There are many reasons to like Ducker and Son. It is the last remaining independent shoe maker/ seller in Oxford out of the twenty there when it opened in 1898 and, in this, is a reminder that once English towns once had independent retailers in every business and trade, rather than high streets made up solely of multinational and chain shops. Indeed, I saw the evidence of this over my years there: the last antiquarian bookshop on the High Street closed two years ago, to be replaced by a brand-spankingly new store called Ye Olde Sweete Shoppe, seemingly with no irony whatsoever; four independent music shops in town closed over the same years, as well as the huge Virgin on Cornmarket; the ironmongers Gill and Co., who moved to Chipping Norton last year after five-hundred years (!) of trading in the same location, tucked down an alley off The High. And so on, and so it goes, as Bob Ellis' chorus goes. Enough! Enough about the inevitable tide of human progress on the English high street and back to the Baron v.R!
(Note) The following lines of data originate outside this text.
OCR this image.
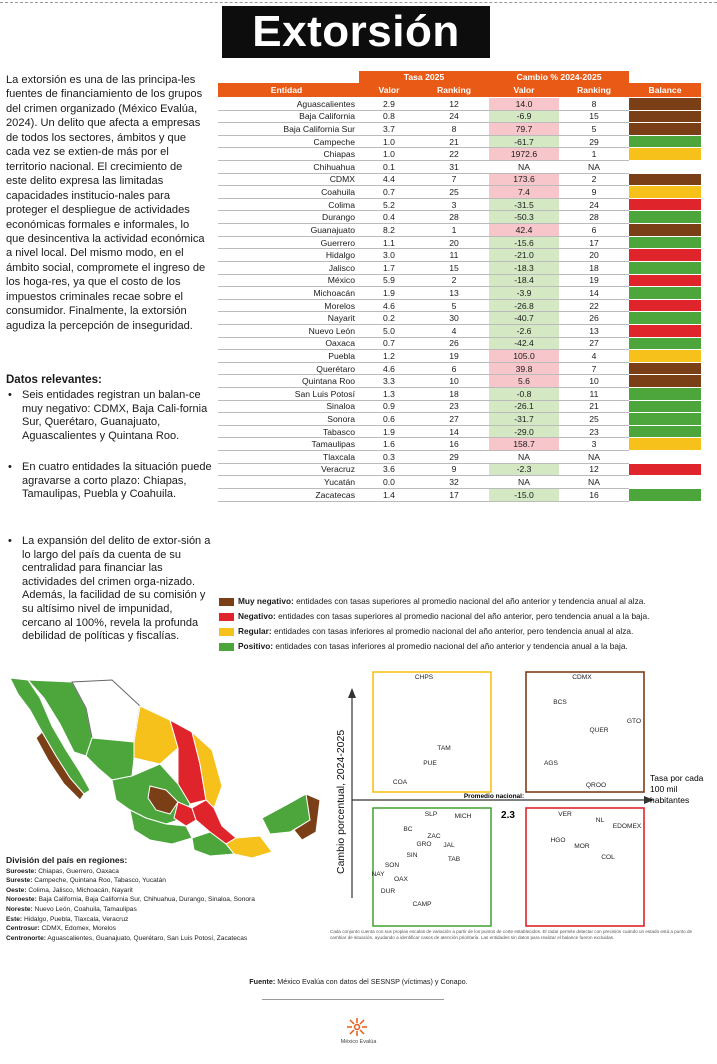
Extorsión

La extorsión es una de las principa-les fuentes de financiamiento de los grupos del crimen organizado (México Evalúa, 2024). Un delito que afecta a empresas de todos los sectores, ámbitos y que cada vez se extien-de más por el territorio nacional. El crecimiento de este delito expresa las limitadas capacidades institucio-nales para proteger el despliegue de actividades económicas formales e informales, lo que desincentiva la actividad económica a nivel local. Del mismo modo, en el ámbito social, compromete el ingreso de los hoga-res, ya que el costo de los impuestos criminales recae sobre el consumidor. Finalmente, la extorsión agudiza la percepción de inseguridad.

Datos relevantes:

• Seis entidades registran un balan-ce muy negativo: CDMX, Baja Cali-fornia Sur, Querétaro, Guanajuato, Aguascalientes y Quintana Roo.

• En cuatro entidades la situación puede agravarse a corto plazo: Chiapas, Tamaulipas, Puebla y Coahuila.

• La expansión del delito de extor-sión a lo largo del país da cuenta de su centralidad para financiar las actividades del crimen orga-nizado. Además, la facilidad de su comisión y su altísimo nivel de impunidad, cercano al 100%, revela la profunda debilidad de políticas y fiscalías.

	Tasa 2025		Cambio % 2024-2025		
Entidad	Valor	Ranking	Valor	Ranking	Balance
Aguascalientes	2.9	12	14.0	8	
Baja California	0.8	24	-6.9	15	
Baja California Sur	3.7	8	79.7	5	
Campeche	1.0	21	-61.7	29	
Chiapas	1.0	22	1972.6	1	
Chihuahua	0.1	31	NA	NA	
CDMX	4.4	7	173.6	2	
Coahuila	0.7	25	7.4	9	
Colima	5.2	3	-31.5	24	
Durango	0.4	28	-50.3	28	
Guanajuato	8.2	1	42.4	6	
Guerrero	1.1	20	-15.6	17	
Hidalgo	3.0	11	-21.0	20	
Jalisco	1.7	15	-18.3	18	
México	5.9	2	-18.4	19	
Michoacán	1.9	13	-3.9	14	
Morelos	4.6	5	-26.8	22	
Nayarit	0.2	30	-40.7	26	
Nuevo León	5.0	4	-2.6	13	
Oaxaca	0.7	26	-42.4	27	
Puebla	1.2	19	105.0	4	
Querétaro	4.6	6	39.8	7	
Quintana Roo	3.3	10	5.6	10	
San Luis Potosí	1.3	18	-0.8	11	
Sinaloa	0.9	23	-26.1	21	
Sonora	0.6	27	-31.7	25	
Tabasco	1.9	14	-29.0	23	
Tamaulipas	1.6	16	158.7	3	
Tlaxcala	0.3	29	NA	NA	
Veracruz	3.6	9	-2.3	12	
Yucatán	0.0	32	NA	NA	
Zacatecas	1.4	17	-15.0	16	

Muy negativo: entidades con tasas superiores al promedio nacional del año anterior y tendencia anual al alza.

Negativo: entidades con tasas superiores al promedio nacional del año anterior, pero tendencia anual a la baja.

Regular: entidades con tasas inferiores al promedio nacional del año anterior, pero tendencia anual al alza.

Positivo: entidades con tasas inferiores al promedio nacional del año anterior y tendencia anual a la baja.

División del país en regiones:
Suroeste: Chiapas, Guerrero, Oaxaca
Sureste: Campeche, Quintana Roo, Tabasco, Yucatán
Oeste: Colima, Jalisco, Michoacán, Nayarit
Noroeste: Baja California, Baja California Sur, Chihuahua, Durango, Sinaloa, Sonora
Noreste: Nuevo León, Coahuila, Tamaulipas
Este: Hidalgo, Puebla, Tlaxcala, Veracruz
Centrosur: CDMX, Edomex, Morelos
Centronorte: Aguascalientes, Guanajuato, Querétaro, San Luis Potosí, Zacatecas
Cambio porcentual, 2024-2025	Promedio nacional:
2.3
Tasa por cada
100 mil
habitantes
CHPS
TAM
PUE
COA
CDMX
BCS
GTO
QUER
AGS
QROO
SLP	MICH
BC
ZAC
GRO JAL
SIN
TAB
SON
NAY
OAX
DUR
CAMP
VER
NL
EDOMEX
HGO
MOR
COL

Cada conjunto cuenta con sus propias escalas de variación a partir de los puntos de corte establecidos. El radar permite detectar con precisión cuándo un estado está a punto de cambiar de situación, ayudando a identificar casos de atención prioritaria. Las entidades sin datos para realizar el balance fueron excluidas.

Fuente: México Evalúa con datos del SESNSP (víctimas) y Conapo.

México Evalúa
So, over the last few years my wife and I bought several pairs of shoes at Ducker. On our last trip there, since we were now repeat customers I thought myself able to ask whether I could see Richthofen's famous entry in the the leather-bound ledgers kept in the back of the shop (seen on the right here), into which every new customer is still entered, even customers like ourselves who fall far short of being able to afford bespoke rather than ready-to-wear shoes. The appropriate volume was pulled down and the page found. Richtofen, in the years just before war broke out, Lincoln College, an order for several pairs including patent leather shoes and a pair of "Beagling Pumps", presumably shoes suitable for wearing with the traditional green coat and white stocking of the beagler over fields in the middle of winter, following dogs intent on ripping apart a hare...
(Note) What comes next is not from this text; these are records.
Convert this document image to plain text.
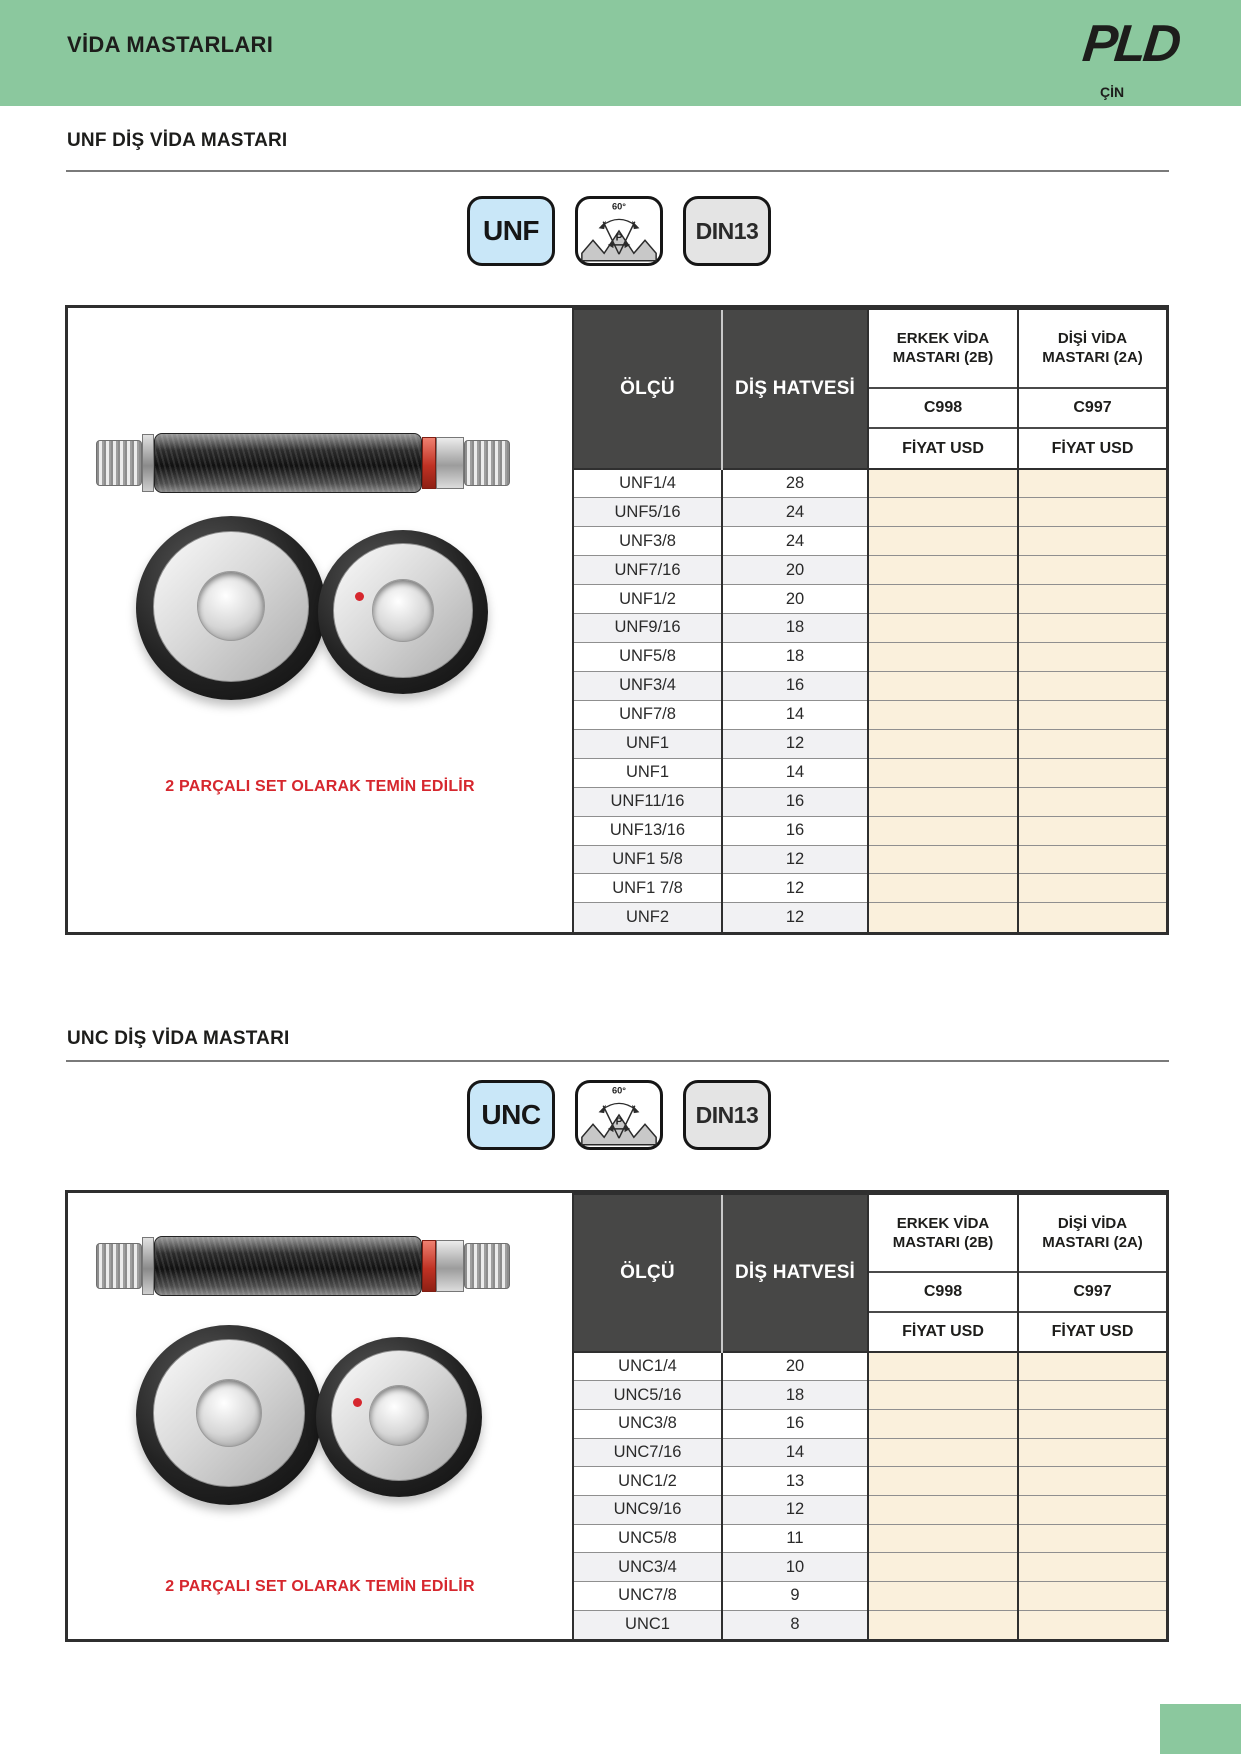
VİDA MASTARLARI	PLD
ÇİN
UNF DİŞ VİDA MASTARI
UNF
60°
P	DIN13
2 PARÇALI SET OLARAK TEMİN EDİLİR
ÖLÇÜ	DİŞ HATVESİ	ERKEK VİDA MASTARI (2B)	DİŞİ VİDA MASTARI (2A)
		C998	C997
		FİYAT USD	FİYAT USD
UNF1/4	28		
UNF5/16	24		
UNF3/8	24		
UNF7/16	20		
UNF1/2	20		
UNF9/16	18		
UNF5/8	18		
UNF3/4	16		
UNF7/8	14		
UNF1	12		
UNF1	14		
UNF11/16	16		
UNF13/16	16		
UNF1 5/8	12		
UNF1 7/8	12		
UNF2	12		
UNC DİŞ VİDA MASTARI
UNC
60°
P	DIN13
2 PARÇALI SET OLARAK TEMİN EDİLİR
ÖLÇÜ	DİŞ HATVESİ	ERKEK VİDA MASTARI (2B)	DİŞİ VİDA MASTARI (2A)
		C998	C997
		FİYAT USD	FİYAT USD
UNC1/4	20		
UNC5/16	18		
UNC3/8	16		
UNC7/16	14		
UNC1/2	13		
UNC9/16	12		
UNC5/8	11		
UNC3/4	10		
UNC7/8	9		
UNC1	8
However, this account isn't for The Red Baron, Manfred von Richthofen, but his cousin, Baron Wilhelm von Richthofen, a German Rhodes Scholar at Oxford in 1913, who gave an interesting 'to those that could follow him' defence of German foreign policy to the Oxford Union the following year. WvR was, apparently courting officials at the German embassy in London in the 1920s, it seems he was unemployed and fishing around for work. His 1927 publication, Brito-Germania: Europe's Salvation suggested that a sickly European political landscape could only be ameliorated by the political union of the two nations, although Germany was to take a subservient role to Britain in this arrangement. According to the British Library catalogue, he's also W. Freiherr v. Richthofen who wrote Zurückgehaltenes und Unterdrücktes aus vier Kriegsjahren, in which he describes his military career as an officer in the Great War.
It's an understandable mistake, seeing as the German title Freiherr can be held simultaneously by several family members, unlike the equivalent anglophone Baron. And, incidentally, one that the official Ducker website doesn't make itself, as it advertises "Baron von Richthofen" as one of its significant customers over its long history.
I should add that this by no means diminishes how I feel about Ducker and Son's shoes, how lovely the owners Bob and Isobel are and how you should buy a pair of their shoes if you're in the area. Moreover, that since those ledgers do contain the accounts of writers JRR Tolkein, Evelyn Waugh and others, the lack of MvR there does not mean they are any less important as historical documents.
NB: there is one pack of Beagles that survives in Oxford, the Christ Church and Farley Hill Beagles.